Chadwick, a pixieish figure with a Cleopatra haircut, was born in Croydon in 1953, to a Greek mother and an English father. She has one brother, who is now a shepherd on the South Downs, and thinks the conjunction of a mixed marriage with a Croydon semi in the Fifties meant 'something had to go a bit adrift'. When I ask what did, she says, 'the garden. We became a refuge for all the lame and damaged wildlife - a duck that couldn't swim, a ferret, a goose. The neighbours complained, but I think the health inspector was rather beguiled by it. At any rate, he didn't slap on a death order.'

She went to Croydon High School, where she thought she wanted to be an archaeologist. But at the last minute she abandoned a place at university to go to art school, first at Brighton, then Chelsea. She didn't think she would ever become an artist, but she started exhibiting, 'thinking I'd do it for a while, and I evolved into an artist. I got invited to show. I'd talk about what I was doing and it seemed to catch the imagination.'

She arrived in Chelsea at the same time as punk, and found its preoccupations dovetailed neatly with her own. 'I was making rubber casts of women's

bodies as fetishised ugly-erotic clothing - art as clothes. Then I had women

demonstrating domestic appliances which were their bodies: strapped into replicas of machines. It was a fairly obvious comment on the idealisation of women and domesticity.'

Chadwick's work has always been much written about. This year she will exhibit in Essen, Barcelona and Sao Paulo, and the Serpentine was packed last weekend. Her pieces sell for anything from pounds 500 for a tiny bronze to pounds 50,000 for the chocolate fountain. 'The prices are at that level because I do sell occasionally, but I'm not very popular with collectors, perhaps because it's difficult for people to decide what they feel about the work.' There isn't any prospect of a sale of the fountain, partly because it's so smelly,

but more importantly because it's so prone to breakdown.
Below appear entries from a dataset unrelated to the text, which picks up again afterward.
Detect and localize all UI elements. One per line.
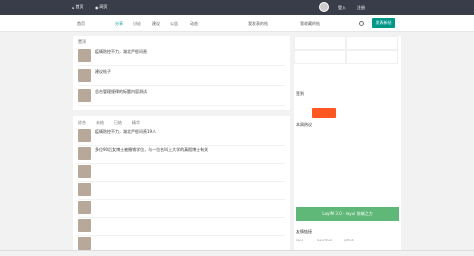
home-icon: ⌂ (72, 4, 75, 10)
sidebar-button[interactable] (346, 50, 398, 64)
post-thumbnail (78, 147, 91, 160)
sidebar: 签到 本周热议 LayIM 3.0 - layui 前端之力 友情链接 layu… (294, 36, 401, 250)
register-link[interactable]: 注册 (357, 5, 365, 11)
post-title[interactable]: 疫情防控不力，湖北严惩问责 (95, 49, 147, 55)
feed-tab-all[interactable]: 综合 (78, 120, 86, 126)
status-bar (0, 250, 474, 256)
login-link[interactable]: 登入 (338, 5, 346, 11)
list-item[interactable] (78, 182, 285, 200)
sidebar-button[interactable] (294, 50, 346, 64)
user-avatar[interactable] (319, 2, 329, 12)
post-thumbnail (78, 69, 91, 82)
list-item[interactable]: 疫情防控不力，湖北严惩问责19人 (78, 128, 285, 146)
site-link[interactable]: ◉ 网页 (95, 4, 108, 10)
list-item[interactable] (78, 164, 285, 182)
post-title[interactable]: 总台管理规律的标题内容测试 (95, 89, 147, 95)
sidebar-button[interactable] (346, 36, 398, 50)
post-thumbnail (78, 49, 91, 62)
post-thumbnail (78, 237, 91, 250)
tab-my-posts[interactable]: 我发表的帖 (248, 21, 268, 27)
list-item[interactable]: 建议帖子 (78, 68, 285, 86)
list-item[interactable] (78, 218, 285, 236)
friend-links-title: 友情链接 (296, 229, 312, 234)
post-title[interactable]: 建议帖子 (95, 69, 111, 75)
pinned-posts-card: 置顶 疫情防控不力，湖北严惩问责 建议帖子 总台管理规律的标题内容测试 (73, 36, 290, 110)
post-thumbnail (78, 129, 91, 142)
post-thumbnail (78, 165, 91, 178)
post-thumbnail (78, 183, 91, 196)
tab-my-favorites[interactable]: 我收藏的帖 (300, 21, 320, 27)
sub-navigation: 首页 分享 讨论 建议 公告 动态 我发表的帖 我收藏的帖 发表新帖 (0, 15, 474, 32)
friend-link[interactable]: layui (296, 238, 303, 242)
tab-activity[interactable]: 动态 (190, 21, 198, 27)
post-title[interactable]: 多位90后女博士被撤销学位，与一位名叫上大学的真假博士有关 (95, 147, 208, 153)
friend-link[interactable]: Gaochhub (317, 238, 332, 242)
hot-topics-title: 本周热议 (296, 122, 312, 127)
sign-in-title: 签到 (296, 91, 304, 96)
post-title[interactable]: 疫情防控不力，湖北严惩问责19人 (95, 129, 156, 135)
new-post-button[interactable]: 发表新帖 (372, 18, 395, 28)
feed-tab-solved[interactable]: 已结 (114, 120, 122, 126)
list-item[interactable] (78, 200, 285, 218)
search-icon[interactable] (359, 21, 364, 26)
list-item[interactable]: 多位90后女博士被撤销学位，与一位名叫上大学的真假博士有关 (78, 146, 285, 164)
feed-tab-featured[interactable]: 精华 (132, 120, 140, 126)
post-thumbnail (78, 201, 91, 214)
tab-announcement[interactable]: 公告 (170, 21, 178, 27)
friend-link[interactable]: github (344, 238, 354, 242)
top-navigation-bar: ⌂ 首页 ◉ 网页 登入 注册 (0, 0, 474, 15)
tab-share[interactable]: 分享 (115, 21, 123, 27)
post-thumbnail (78, 89, 91, 102)
sidebar-button[interactable] (294, 36, 346, 50)
home-link[interactable]: ⌂ 首页 (72, 4, 84, 10)
feed-card: 综合 未结 已结 精华 疫情防控不力，湖北严惩问责19人 多位90后女博士被撤销… (73, 116, 290, 254)
list-item[interactable]: 疫情防控不力，湖北严惩问责 (78, 48, 285, 66)
sign-in-button[interactable] (312, 108, 336, 118)
tab-discuss[interactable]: 讨论 (133, 21, 141, 27)
tab-home[interactable]: 首页 (77, 21, 85, 27)
tab-suggestion[interactable]: 建议 (152, 21, 160, 27)
pinned-title: 置顶 (78, 39, 86, 44)
web-icon: ◉ (95, 4, 99, 10)
list-item[interactable]: 总台管理规律的标题内容测试 (78, 88, 285, 106)
post-thumbnail (78, 219, 91, 232)
layim-banner[interactable]: LayIM 3.0 - layui 前端之力 (296, 207, 399, 221)
feed-tab-unsolved[interactable]: 未结 (96, 120, 104, 126)
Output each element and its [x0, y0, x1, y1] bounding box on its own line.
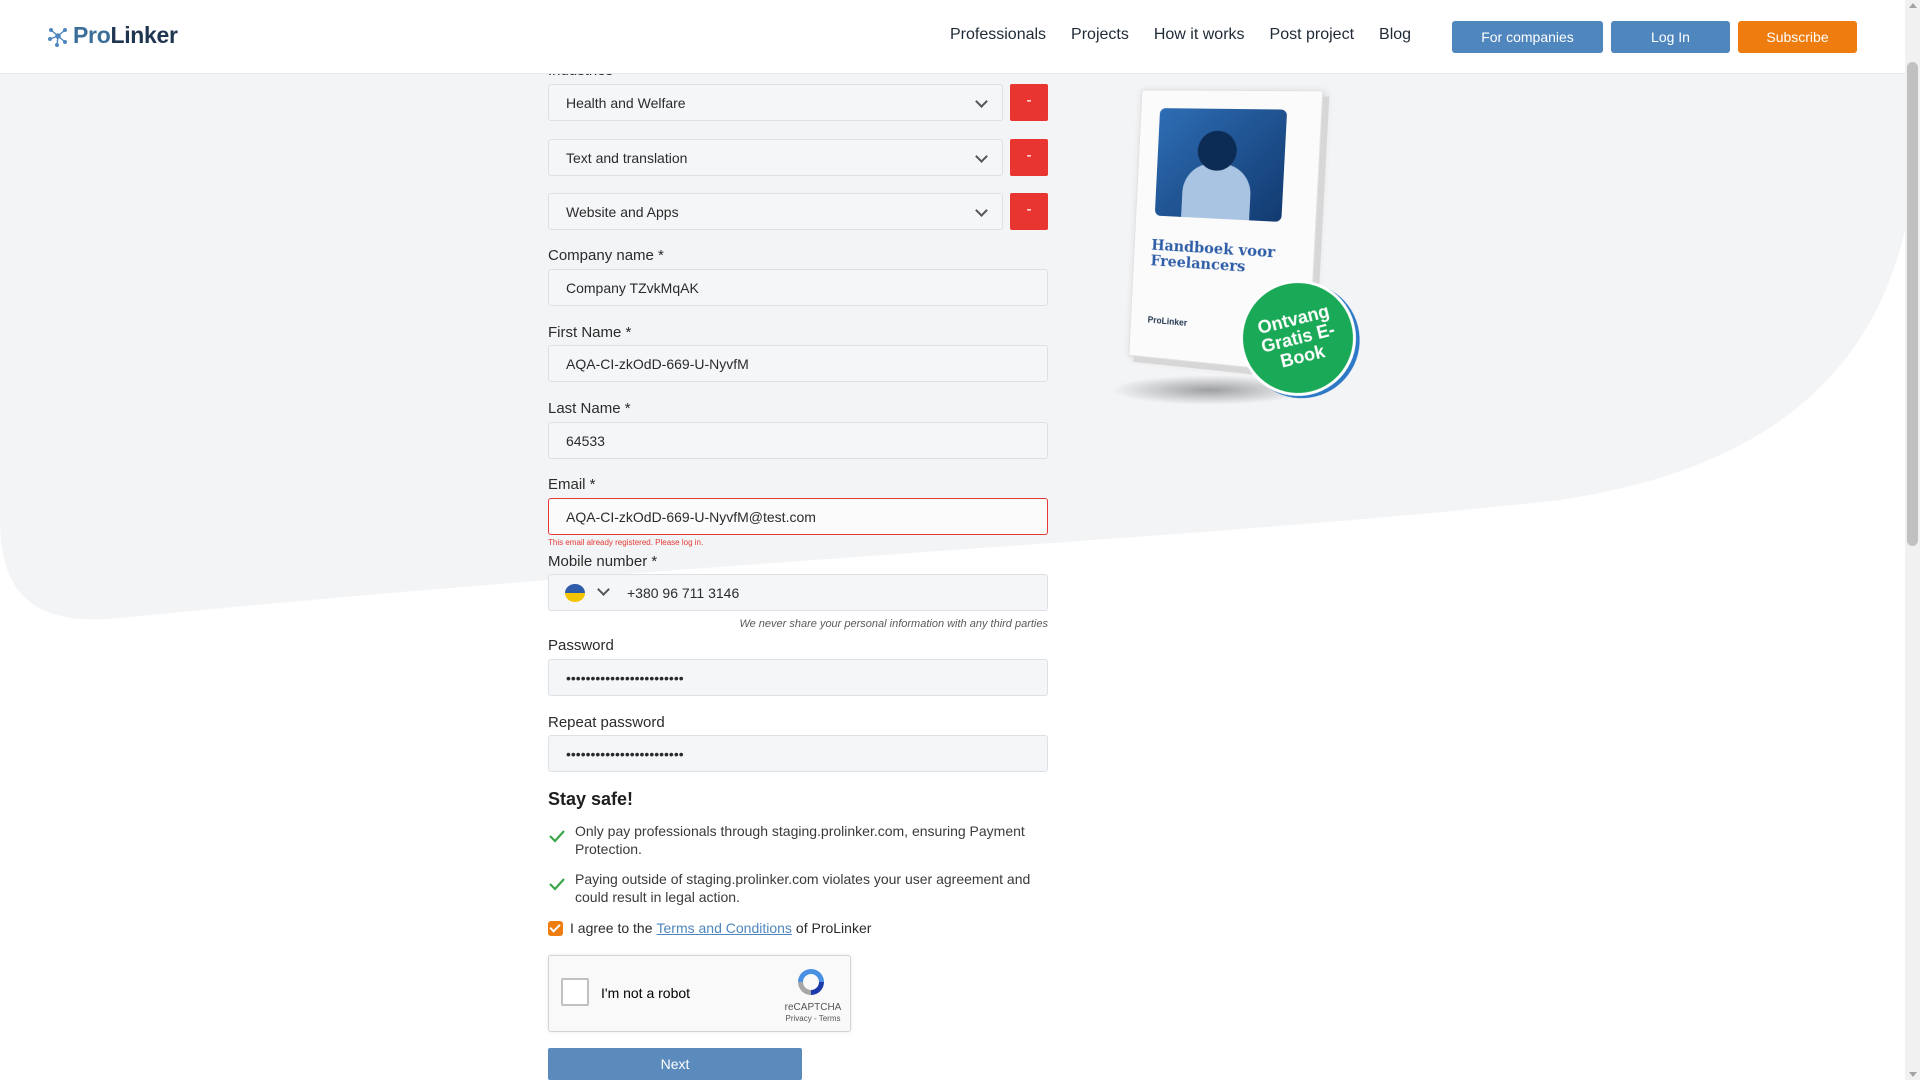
remove-industry-button-1[interactable]: -: [1010, 84, 1048, 121]
industry-select-2[interactable]: Text and translation: [548, 139, 1003, 176]
recaptcha-widget: I'm not a robot reCAPTCHA Privacy - Term…: [548, 955, 851, 1032]
privacy-note: We never share your personal information…: [739, 618, 1048, 630]
last-name-label: Last Name *: [548, 400, 631, 417]
repeat-password-input[interactable]: ••••••••••••••••••••••••: [548, 735, 1048, 772]
prolinker-logo[interactable]: ProLinker: [46, 22, 178, 49]
logo-text: ProLinker: [73, 22, 178, 49]
password-input[interactable]: ••••••••••••••••••••••••: [548, 659, 1048, 696]
mobile-number-label: Mobile number *: [548, 553, 657, 570]
recaptcha-checkbox[interactable]: [561, 978, 589, 1006]
mobile-number-field: +380 96 711 3146: [548, 574, 1048, 611]
safe-item-text: Only pay professionals through staging.p…: [575, 822, 1045, 858]
industry-select-3[interactable]: Website and Apps: [548, 193, 1003, 230]
terms-checkbox[interactable]: [548, 921, 563, 936]
check-icon: [548, 875, 566, 893]
company-name-input[interactable]: Company TZvkMqAK: [548, 269, 1048, 306]
badge-text: Ontvang Gratis E-Book: [1247, 299, 1348, 376]
recaptcha-brand: reCAPTCHA: [783, 1002, 843, 1013]
main-nav: Professionals Projects How it works Post…: [950, 26, 1436, 44]
agree-suffix: of ProLinker: [796, 920, 871, 936]
nav-projects[interactable]: Projects: [1071, 26, 1129, 44]
ukraine-flag-icon[interactable]: [565, 584, 585, 602]
terms-agreement: I agree to the Terms and Conditions of P…: [548, 920, 871, 936]
last-name-input[interactable]: 64533: [548, 422, 1048, 459]
stay-safe-heading: Stay safe!: [548, 789, 633, 810]
ebook-promo[interactable]: Handboek voor Freelancers ProLinker Ontv…: [1100, 80, 1380, 430]
chevron-down-icon: [975, 95, 988, 108]
country-chevron-down-icon[interactable]: [597, 583, 610, 596]
terms-link[interactable]: Terms and Conditions: [657, 920, 792, 936]
first-name-label: First Name *: [548, 324, 631, 341]
email-error-message: This email already registered. Please lo…: [548, 538, 703, 547]
next-button[interactable]: Next: [548, 1048, 802, 1080]
remove-industry-button-2[interactable]: -: [1010, 139, 1048, 176]
industry-select-value: Text and translation: [566, 150, 687, 166]
remove-industry-button-3[interactable]: -: [1010, 193, 1048, 230]
recaptcha-links[interactable]: Privacy - Terms: [780, 1014, 846, 1023]
password-label: Password: [548, 637, 614, 654]
industry-select-value: Health and Welfare: [566, 95, 686, 111]
email-label: Email *: [548, 476, 596, 493]
page-scrollbar[interactable]: [1905, 0, 1920, 1080]
subscribe-button[interactable]: Subscribe: [1738, 21, 1857, 53]
scroll-down-arrow-icon[interactable]: [1909, 1072, 1917, 1077]
recaptcha-logo-icon: [795, 966, 827, 998]
ebook-title: Handboek voor Freelancers: [1150, 237, 1288, 278]
scroll-thumb[interactable]: [1907, 62, 1918, 546]
site-header: ProLinker Professionals Projects How it …: [0, 0, 1905, 74]
agree-prefix: I agree to the: [570, 920, 653, 936]
recaptcha-label: I'm not a robot: [601, 985, 690, 1001]
first-name-input[interactable]: AQA-CI-zkOdD-669-U-NyvfM: [548, 345, 1048, 382]
ebook-logo: ProLinker: [1147, 315, 1187, 328]
repeat-password-label: Repeat password: [548, 714, 665, 731]
nav-professionals[interactable]: Professionals: [950, 26, 1046, 44]
for-companies-button[interactable]: For companies: [1452, 21, 1603, 53]
company-name-label: Company name *: [548, 247, 664, 264]
check-icon: [548, 827, 566, 845]
logo-network-icon: [46, 24, 70, 48]
scroll-up-arrow-icon[interactable]: [1909, 3, 1917, 8]
mobile-number-input[interactable]: +380 96 711 3146: [627, 585, 739, 601]
chevron-down-icon: [975, 150, 988, 163]
ebook-photo: [1155, 108, 1287, 222]
email-input[interactable]: AQA-CI-zkOdD-669-U-NyvfM@test.com: [548, 498, 1048, 535]
industry-select-value: Website and Apps: [566, 204, 679, 220]
nav-how-it-works[interactable]: How it works: [1154, 26, 1245, 44]
login-button[interactable]: Log In: [1611, 21, 1730, 53]
safe-item-text: Paying outside of staging.prolinker.com …: [575, 870, 1045, 906]
nav-blog[interactable]: Blog: [1379, 26, 1411, 44]
chevron-down-icon: [975, 204, 988, 217]
industry-select-1[interactable]: Health and Welfare: [548, 84, 1003, 121]
nav-post-project[interactable]: Post project: [1270, 26, 1354, 44]
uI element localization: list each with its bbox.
Chadwick supplements her income by teaching: we met at Chelsea College of Art, where she had just finished a session with postgraduate sculpture students.

Art has not made Chadwick rich. She and Notarius (an American, who works in computers for an oil company) live in the upstairs half of a terraced house in a narrow street in Hackney. She works downstairs, and (they have no children) ploughs most of her earnings back into her work.

'It may have been mischievous to piss in the snow, but it was damn hard work to end up with the 12 bronzes. Piss Flowers took two years, largely because I had to find pounds 12,000 to make them.

'I sold myself to the BBC to make a programme about Frida Kahlo, a sort of personal journey. So I had to live the consequences of that element of fun. In the same way, when you're looking at them, I hope you can see the serious as well as the mischievous, transgressive aspect.'

Helen Chadwick's 'effluvia' continues at the Serpentine Gallery, London SW7 (071- 402 6075) to 29 Aug.